Jean has been a hospice care for nine years. She cares deeply for her patients and loves her job. Lee asked probing questions during the interview, and Jean opened up to her easily. Jean proved to be an exceptionally candid and self-reflective interviewee. As the five of us sat and listened, we pulled out her most memorable and significant comments and noted them on post-its. A portrait of a true giver emerged. We learned how constantly giving to the dying has the potential to emotionally drain and depress caregivers. Jean had struggled with her personal demons, and learned to handle them in a way that made her a deeply empathetic caregiver for the dying. After years of feeling guilty for needing to invest in her own self-care in order to thrive in her workplace, Jean spoke of how she learned to give herself permission to care for herself first - through meditation, yoga, and a range of other spiritual practices. Caring for the dying now seems an extension of her spiritual practice.
Next, Lee drew an empathy map and divided the white board into four categories: FEEL, DO, THINK, and SAY. We discussed our impressions of Jean’s journey, and assigned each post-it to its best-fitting category.
We then used gigantic sticky notes to map out our thinking. Then we wrote down what we were “amazed to realize.” For Jean, the ordinariness of life has the potential to be extraordinary; this insight has the potential to be powerfully liberating for people nearing the end of their lives. Jean shared that she had cried just a few days ago while caring for an elderly man as he passed away - a man who felt truly at peace with his own death. He felt he had lived fully and had no regrets, and she wished this for all her patients.
We were amazed by Jean’s capacity to find beauty in dying, and to help her patient fully inhabit this state of grace. We were amazed by her willingness to be vulnerable to herself by tackling her own struggles with depression and anxiety so courageously, and amazed by how this hard-won growth and self-understanding empowered her to be radically present to her dying patients. This kindly, raw humanness enriches the death experience for Jean’s patients immeasurably - and enriches her as a caregiver and person.

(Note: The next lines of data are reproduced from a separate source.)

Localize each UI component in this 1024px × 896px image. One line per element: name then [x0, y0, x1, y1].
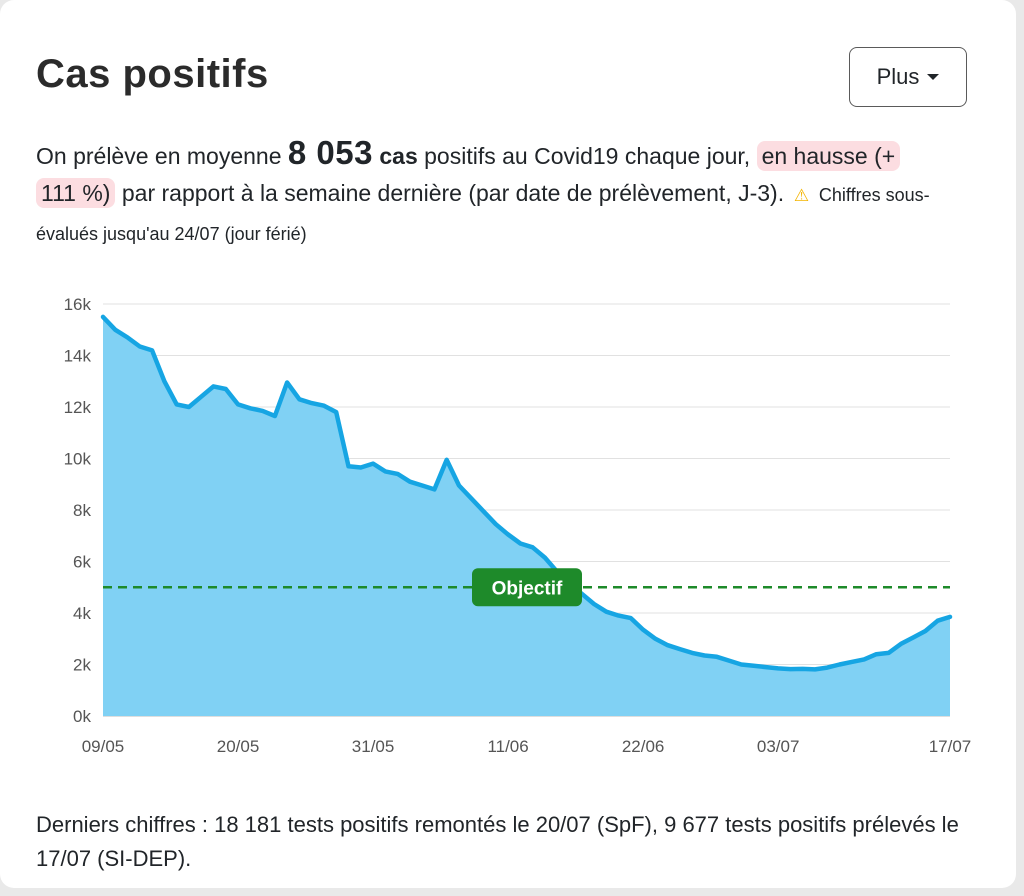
x-tick-label: 20/05	[217, 737, 260, 756]
y-tick-label: 12k	[64, 398, 92, 417]
x-tick-label: 31/05	[352, 737, 395, 756]
x-tick-label: 17/07	[929, 737, 972, 756]
y-tick-label: 2k	[73, 656, 91, 675]
summary-part1: On prélève en moyenne	[36, 143, 288, 169]
series-area	[103, 316, 950, 716]
summary-part2: positifs au Covid19 chaque jour,	[417, 143, 757, 169]
plus-menu-button[interactable]: Plus	[849, 47, 967, 107]
y-tick-label: 0k	[73, 707, 91, 726]
warning-icon: ⚠	[793, 186, 810, 205]
warning-text: Chiffres sous-évalués jusqu'au 24/07 (jo…	[36, 185, 930, 244]
latest-figures-note: Derniers chiffres : 18 181 tests positif…	[36, 812, 959, 871]
average-cases-value: 8 053	[287, 134, 373, 171]
y-tick-label: 10k	[64, 450, 92, 469]
y-tick-label: 14k	[64, 347, 92, 366]
x-tick-label: 09/05	[82, 737, 125, 756]
y-tick-label: 6k	[73, 553, 91, 572]
y-tick-label: 16k	[64, 295, 92, 314]
caret-down-icon	[927, 74, 940, 80]
summary-text: On prélève en moyenne 8 053 cas positifs…	[36, 134, 936, 253]
objective-badge	[472, 568, 582, 607]
x-tick-label: 03/07	[757, 737, 800, 756]
y-tick-label: 8k	[73, 501, 91, 520]
y-tick-label: 4k	[73, 604, 91, 623]
average-cases-unit: cas	[372, 143, 418, 169]
summary-part3: par rapport à la semaine dernière (par d…	[115, 180, 791, 206]
plus-button-label: Plus	[876, 64, 920, 89]
series-line	[100, 314, 953, 672]
x-tick-label: 11/06	[487, 737, 528, 756]
objective-label: Objectif	[492, 578, 563, 599]
x-tick-label: 22/06	[622, 737, 665, 756]
cases-area-chart: 0k 2k 4k 6k 8k 10k 12k 14k 16k 09/05 20/05 31/05 11/…	[64, 295, 972, 756]
page-title: Cas positifs	[36, 52, 269, 96]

We were amazed by what happened when Jean dropped the boundary between work and life. Work became an extension of her best possible life; something that had the capacity to fortify her as much sweatily facing her demons on a yoga mat - but only when paired with her dedicated self-care practice outside of work.
In short, we intuited from the data and from knowledge of our cultural context that medical care providers are trained to be competitive, to be the best, to sacrifice sleep, to give everything. They learn to treat themselves as candles. Eventually the wax pillar supporting the wick melts away, and the wick burns down to nothing. Providers know this, and cut themselves off from patients emotionally in order to preserve their wicks and get the job done. Some fully depleted providers spend time giving care with no wick at all, just a flame trying to stay alive against a metal base in a pool of fast-evaporating melted-off wax. We wondered what might be possible if we moved away from the candle model. Or, at the very least, what could become possible if we taught providers they are worthy of taking personal time to extend the length of their wicks, to heighten the sturdy wax of their pillar-trunks?
Next, we each named the wildest, most impractical suggestion we could dream up. Suggestions ranged from using fashion to visually “encode” providers’ level of emotional well-being in order to foster community support, to including empathy work for self and others as part of medical school curriculums, to creating a context for providers and patients to practice yoga and meditation together with a seasoned spiritual guide.
All in all, it was a highly creative and productive session. We are in great shape for the upcoming round of prototyping!